Analysis of fMRI Signal Using Independent Component Analysis.
- Author:
Chan Hong MOON
1
;
Dong Gyu NA
;
Hyun Wook PARK
;
Jae Wook RYOO
;
Eun Jung RHEE
;
Hong Sik BYUN
Author Information
1. Department of Radiology, Samsung medical Center, Sungkyunkwan University School of Medicine.
- Publication Type:Original Article
- MeSH:
Freedom;
Magnetic Resonance Imaging*;
Noise;
Nose;
Principal Component Analysis
- From:Journal of the Korean Society of Magnetic Resonance in Medicine
1999;3(2):188-196
- CountryRepublic of Korea
- Language:Korean
-
Abstract:
The fMRI signals are composed of many various signals. It is very difficult to find the accurate parameter for the model of fMRI signal containing only neural activity, though we may estimating the signal patterns by the modeling of several signal components.
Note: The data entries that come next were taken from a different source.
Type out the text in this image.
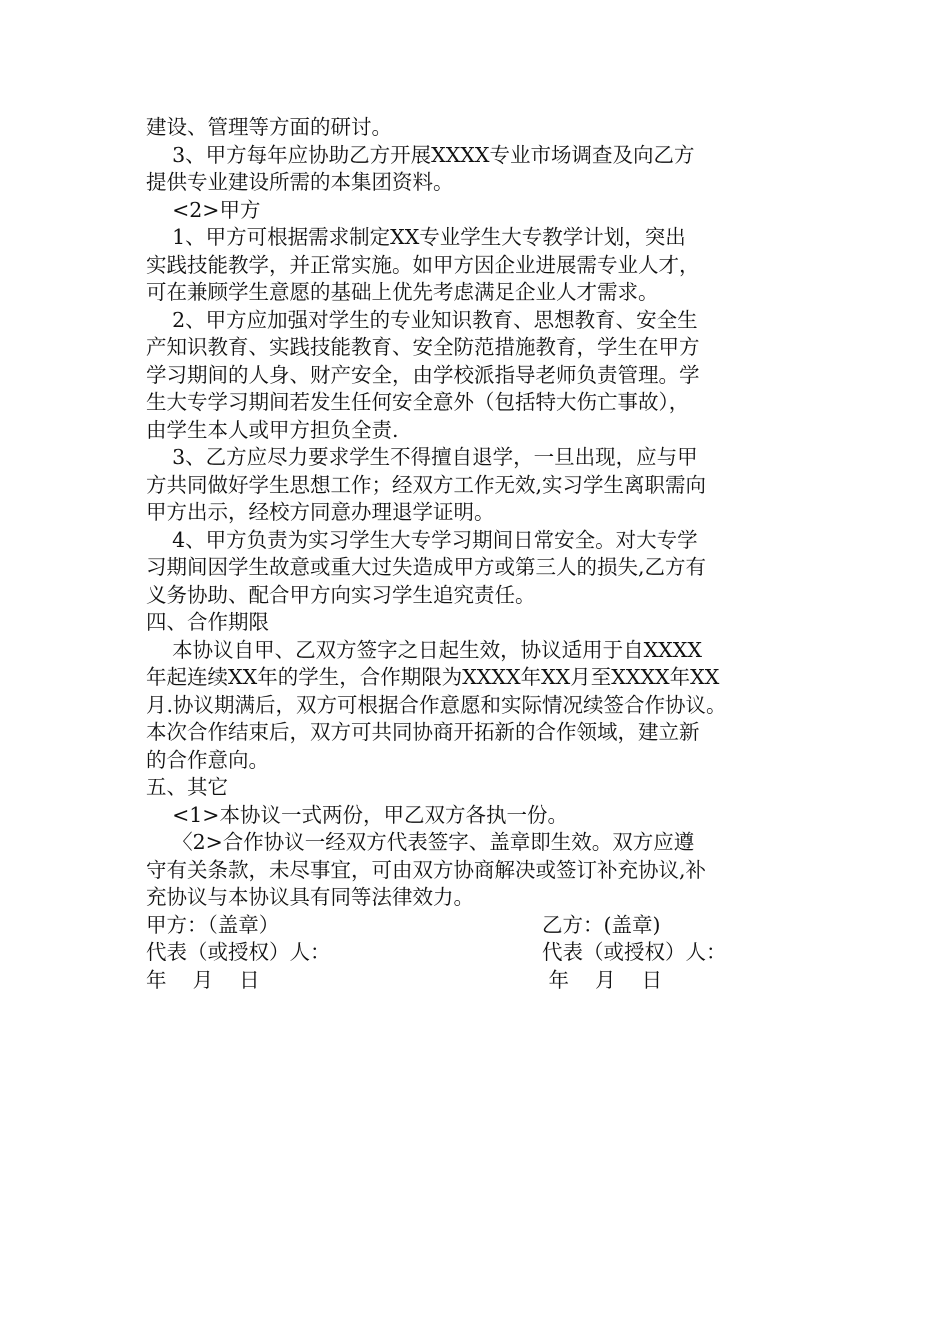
建设、管理等方面的研讨。
3、甲方每年应协助乙方开展XXXX专业市场调查及向乙方
提供专业建设所需的本集团资料。
<2>甲方
1、甲方可根据需求制定XX专业学生大专教学计划，突出
实践技能教学，并正常实施。如甲方因企业进展需专业人才，
可在兼顾学生意愿的基础上优先考虑满足企业人才需求。
2、甲方应加强对学生的专业知识教育、思想教育、安全生
产知识教育、实践技能教育、安全防范措施教育，学生在甲方
学习期间的人身、财产安全，由学校派指导老师负责管理。学
生大专学习期间若发生任何安全意外（包括特大伤亡事故），
由学生本人或甲方担负全责.
3、乙方应尽力要求学生不得擅自退学，一旦出现，应与甲
方共同做好学生思想工作；经双方工作无效,实习学生离职需向
甲方出示，经校方同意办理退学证明。
4、甲方负责为实习学生大专学习期间日常安全。对大专学
习期间因学生故意或重大过失造成甲方或第三人的损失,乙方有
义务协助、配合甲方向实习学生追究责任。
四、合作期限
本协议自甲、乙双方签字之日起生效，协议适用于自XXXX
年起连续XX年的学生，合作期限为XXXX年XX月至XXXX年XX
月.协议期满后，双方可根据合作意愿和实际情况续签合作协议。
本次合作结束后，双方可共同协商开拓新的合作领域，建立新
的合作意向。
五、其它
<1>本协议一式两份，甲乙双方各执一份。
〈2>合作协议一经双方代表签字、盖章即生效。双方应遵
守有关条款，未尽事宜，可由双方协商解决或签订补充协议,补
充协议与本协议具有同等法律效力。
甲方：（盖章）	乙方：(盖章)
代表（或授权）人：	代表（或授权）人：
年    月    日	年    月    日
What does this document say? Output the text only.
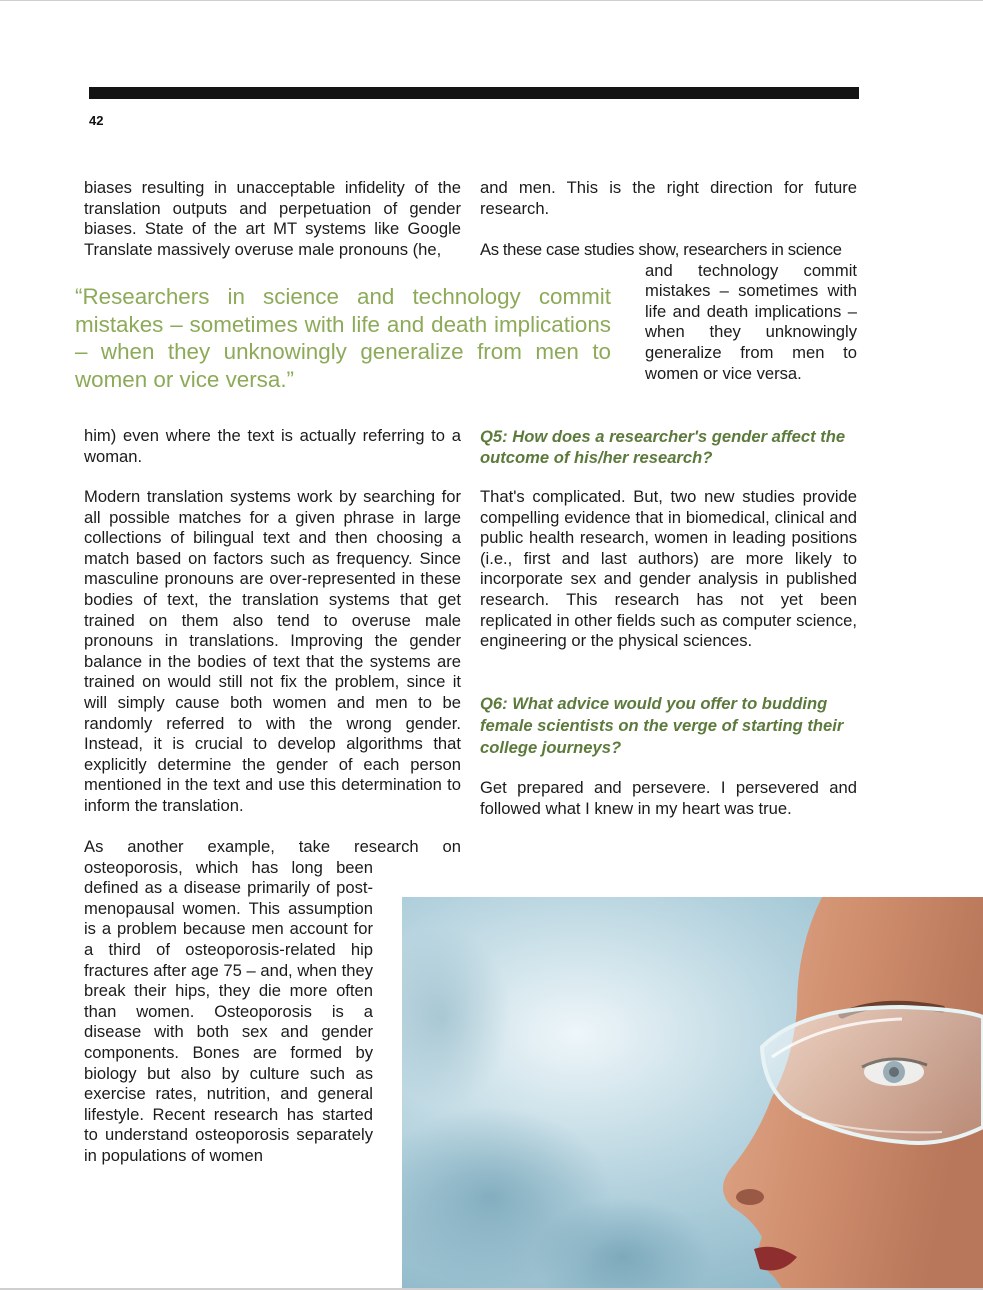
42

biases resulting in unacceptable infidelity of the translation outputs and perpetuation of gender biases. State of the art MT systems like Google Translate massively overuse male pronouns (he,

and men. This is the right direction for future research.

As these case studies show, researchers in science

and technology commit mistakes – sometimes with life and death implications – when they unknowingly generalize from men to women or vice versa.

“Researchers in science and technology commit mistakes – sometimes with life and death implications – when they unknowingly generalize from men to women or vice versa.”

him) even where the text is actually referring to a woman.

Modern translation systems work by searching for all possible matches for a given phrase in large collections of bilingual text and then choosing a match based on factors such as frequency. Since masculine pronouns are over-represented in these bodies of text, the translation systems that get trained on them also tend to overuse male pronouns in translations. Improving the gender balance in the bodies of text that the systems are trained on would still not fix the problem, since it will simply cause both women and men to be randomly referred to with the wrong gender. Instead, it is crucial to develop algorithms that explicitly determine the gender of each person mentioned in the text and use this determination to inform the translation.

As another example, take research on

osteoporosis, which has long been defined as a disease primarily of post-menopausal women. This assumption is a problem because men account for a third of osteoporosis-related hip fractures after age 75 – and, when they break their hips, they die more often than women. Osteoporosis is a disease with both sex and gender components. Bones are formed by biology but also by culture such as exercise rates, nutrition, and general lifestyle. Recent research has started to understand osteoporosis separately in populations of women

Q5: How does a researcher's gender affect the outcome of his/her research?

That's complicated. But, two new studies provide compelling evidence that in biomedical, clinical and public health research, women in leading positions (i.e., first and last authors) are more likely to incorporate sex and gender analysis in published research. This research has not yet been replicated in other fields such as computer science, engineering or the physical sciences.

Q6: What advice would you offer to budding female scientists on the verge of starting their college journeys?

Get prepared and persevere. I persevered and followed what I knew in my heart was true.
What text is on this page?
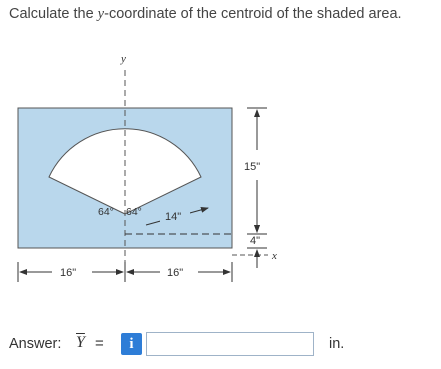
Calculate the y-coordinate of the centroid of the shaded area.
y
x
64° 64° 14"
15"
4"
16"	16"
Answer: $\overline{Y}$ =	i	in.
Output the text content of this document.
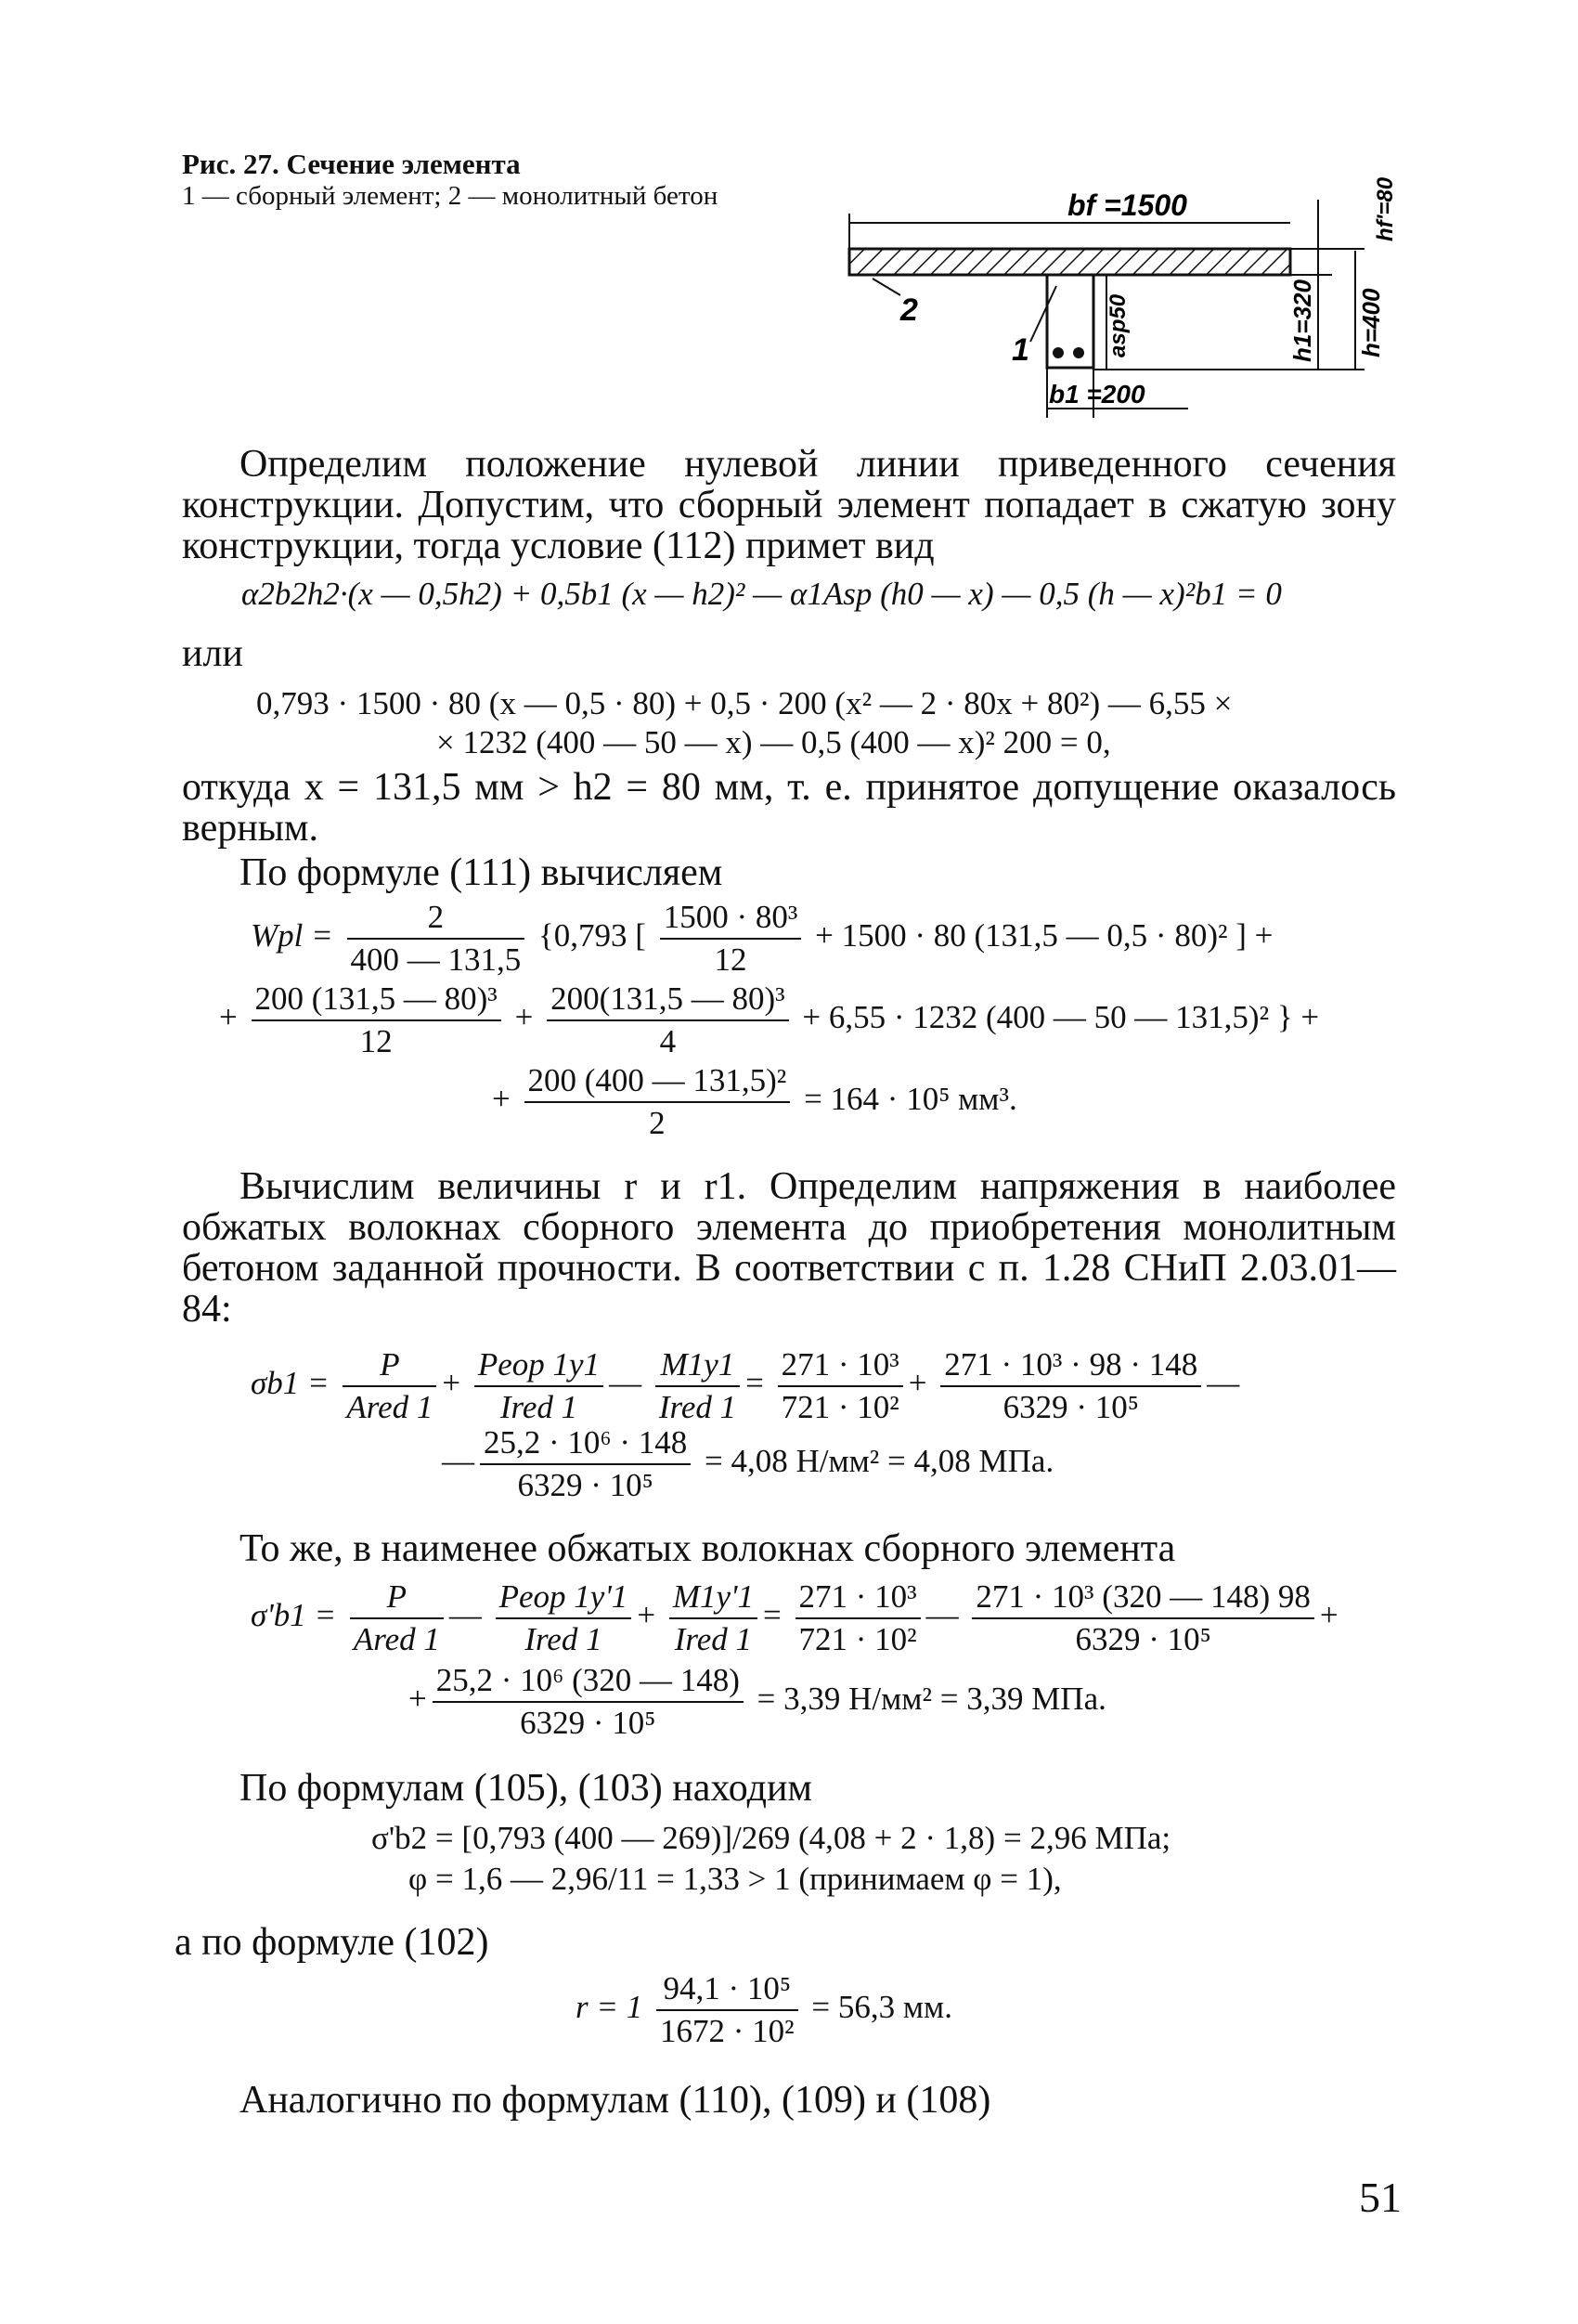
Рис. 27. Сечение элемента
1 — сборный элемент; 2 — монолитный бетон	bf =1500
2
1
b1 =200
asp50	h1=320 h=400
hf'=80
Определим положение нулевой линии приведенного сечения конструкции. Допустим, что сборный элемент попадает в сжатую зону конструкции, тогда условие (112) примет вид
α2b2h2·(x — 0,5h2) + 0,5b1 (x — h2)² — α1Asp (h0 — x) — 0,5 (h — x)²b1 = 0
или
0,793 · 1500 · 80 (x — 0,5 · 80) + 0,5 · 200 (x² — 2 · 80x + 80²) — 6,55 ×
× 1232 (400 — 50 — x) — 0,5 (400 — x)² 200 = 0,
откуда x = 131,5 мм > h2 = 80 мм, т. е. принятое допущение оказалось верным.
По формуле (111) вычисляем
Wpl = $\frac{2}{400 — 131,5} \{0,793$ [ $\frac{\text{1500 · 80³}}{12} + 1500 \cdot 80$ (131,5 — 0,5 · 80)² ] +
+ $\frac{\text{200 (131,5 — 80)³}}{12} + \frac{\text{200(131,5 — 80)³}}{4} + 6,55 \cdot 1232$ (400 — 50 — 131,5)² } +
+ $\frac{\text{200 (400 — 131,5)²}}{2} = 164 \cdot 10^5$ мм³.
Вычислим величины r и r1. Определим напряжения в наиболее обжатых волокнах сборного элемента до приобретения монолитным бетоном заданной прочности. В соответствии с п. 1.28 СНиП 2.03.01—84:
$\sigma b1 = \frac{P}{\text{Ared 1}} + \frac{\text{Peop 1y1}}{\text{Ired 1}}$ — $\frac{M1y1}{\text{Ired 1}} = \frac{\text{271 · 10³}}{\text{721 · 10²}} + \frac{\text{271 · 10³ · 98 · 148}}{\text{6329 · 10⁵}}$ —
— $\frac{\text{25,2 · 10⁶ · 148}}{\text{6329 · 10⁵}} = 4,08$ Н/мм² = 4,08 МПа.
То же, в наименее обжатых волокнах сборного элемента
$\sigma'b1 = \frac{P}{\text{Ared 1}}$ — $\frac{\text{Peop 1y'1}}{\text{Ired 1}} + \frac{M1y'1}{\text{Ired 1}} = \frac{\text{271 · 10³}}{\text{721 · 10²}}$ — $\frac{\text{271 · 10³ (320 — 148) 98}}{\text{6329 · 10⁵}}$ +
+ $\frac{\text{25,2 · 10⁶ (320 — 148)}}{\text{6329 · 10⁵}} = 3,39$ Н/мм² = 3,39 МПа.
По формулам (105), (103) находим
σ'b2 = [0,793 (400 — 269)]/269 (4,08 + 2 · 1,8) = 2,96 МПа;
φ = 1,6 — 2,96/11 = 1,33 > 1 (принимаем φ = 1),
а по формуле (102)
$r = 1 \frac{\text{94,1 · 10⁵}}{\text{1672 · 10²}} = 56,3$ мм.
Аналогично по формулам (110), (109) и (108)
51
Besides the nose by the physiologic motion, the motion of object and noise of MR instruments make it more difficult to analyze signals of fMRI. Therefore, it is not easy to select an accurate reference data that can accurately reflect neural activity, and the method of an analysis of various signal patterns containing the information of neural activity is an issue of the post-processing methods for fMRI. In the present study, fMRI data was analyzed with the Independent Component Analysis(ICA) method that doesn't need a priori-knowledge or reference data. ICA can be more effective over the analytic method using cross-correlation analysis and can separate the signal patterns of the signals with delayed response or motion related components. The Principal Component Analysis (PCA) threshold, wavelet spatial filtering and analysis of a part of whole images can be used for the reduction of the freedom of data before ICA analysis, and these preceding analyses may be useful for a more effective analysis. As a result, ICA method will be effective for the analysis of signal patterns in fMRI and the pre-filtering may be necessary for the reduction of the degree of freedom of the data.